Our pilot employed not one, but three instruments, before looking up and shaking his head.
“Nothing.”
Paul, Dariush, and I stared at the soil beneath our feet. And then, instinctively, we bent over and began to pull loose rocks away from the base of the cliff. It was a Herculean task, more a case of mad optimism than reasonable use of energies.
“Wait”, said Vladimir, turning his back to us. He tapped on one of his instruments and paused a few seconds.
“I am triangulating on the center of each tower, the place where the windows are situated. Both windows, significantly, are facing this point exactly. Why?”
None of us had any answers. We watched Vladimir frowning to himself, tapping again, and reading the results.
He looked up suddenly and said, “From the center of those windows, two hypothetical lines can be drawn. If we posit that the lines would meet here at the mountain, exactly where the trench line ends, then we may have a means to learn more.”

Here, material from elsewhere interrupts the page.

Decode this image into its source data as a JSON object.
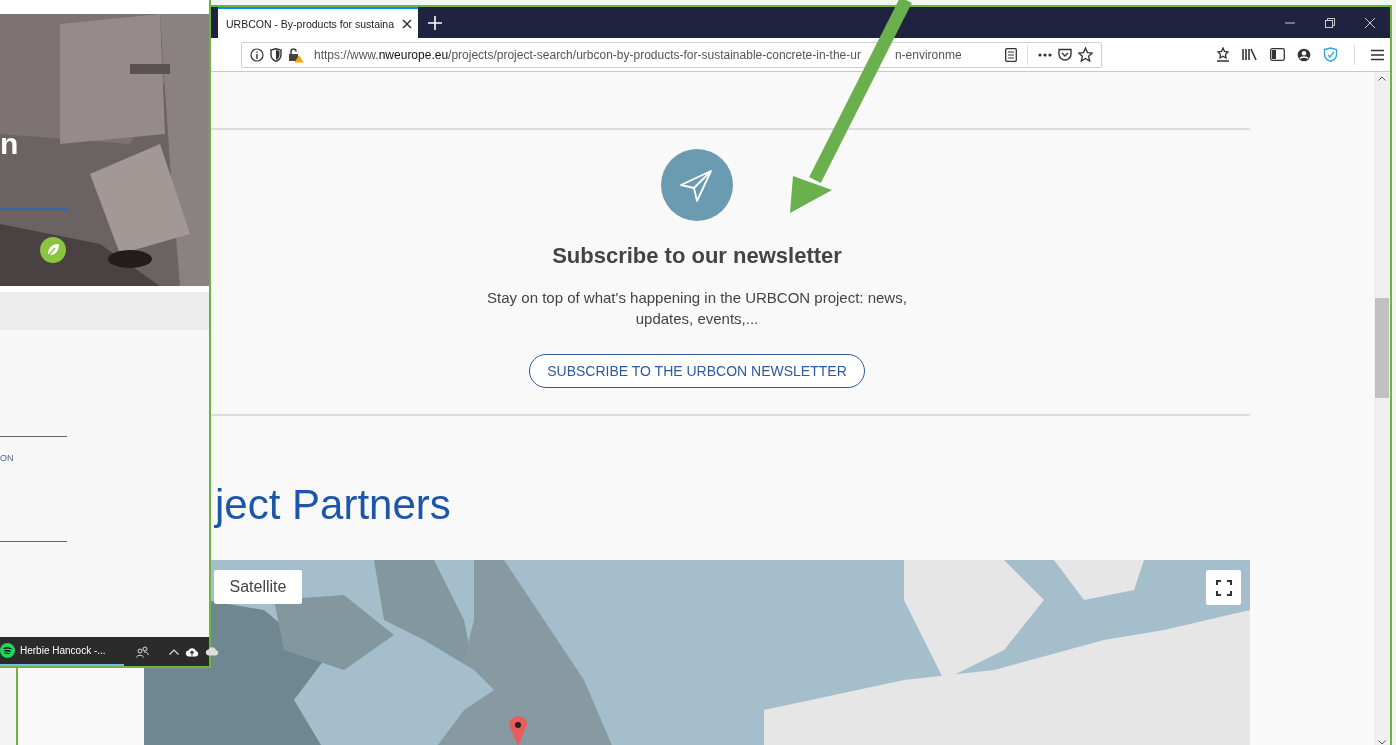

Paul, who was the head of Navigation for the Kosmos, seemed to get the point sooner than I did. He nodded emphatically. “Da, yes, of course. The road’s axial line is horizontal, and the lines from the towers would descend even as they converge toward the apex where these three lines must meet.”
“Must?” said Dariush with a frown. “But this is speculation.”
“I agree, Father”, said Vladimir. “However, if the apex is exactly here, and if we also consider the precision of all measurements we have discovered so far, would it not indicate, at least as a possibility, a determined relationship of two converging tower lines with the main axial line?”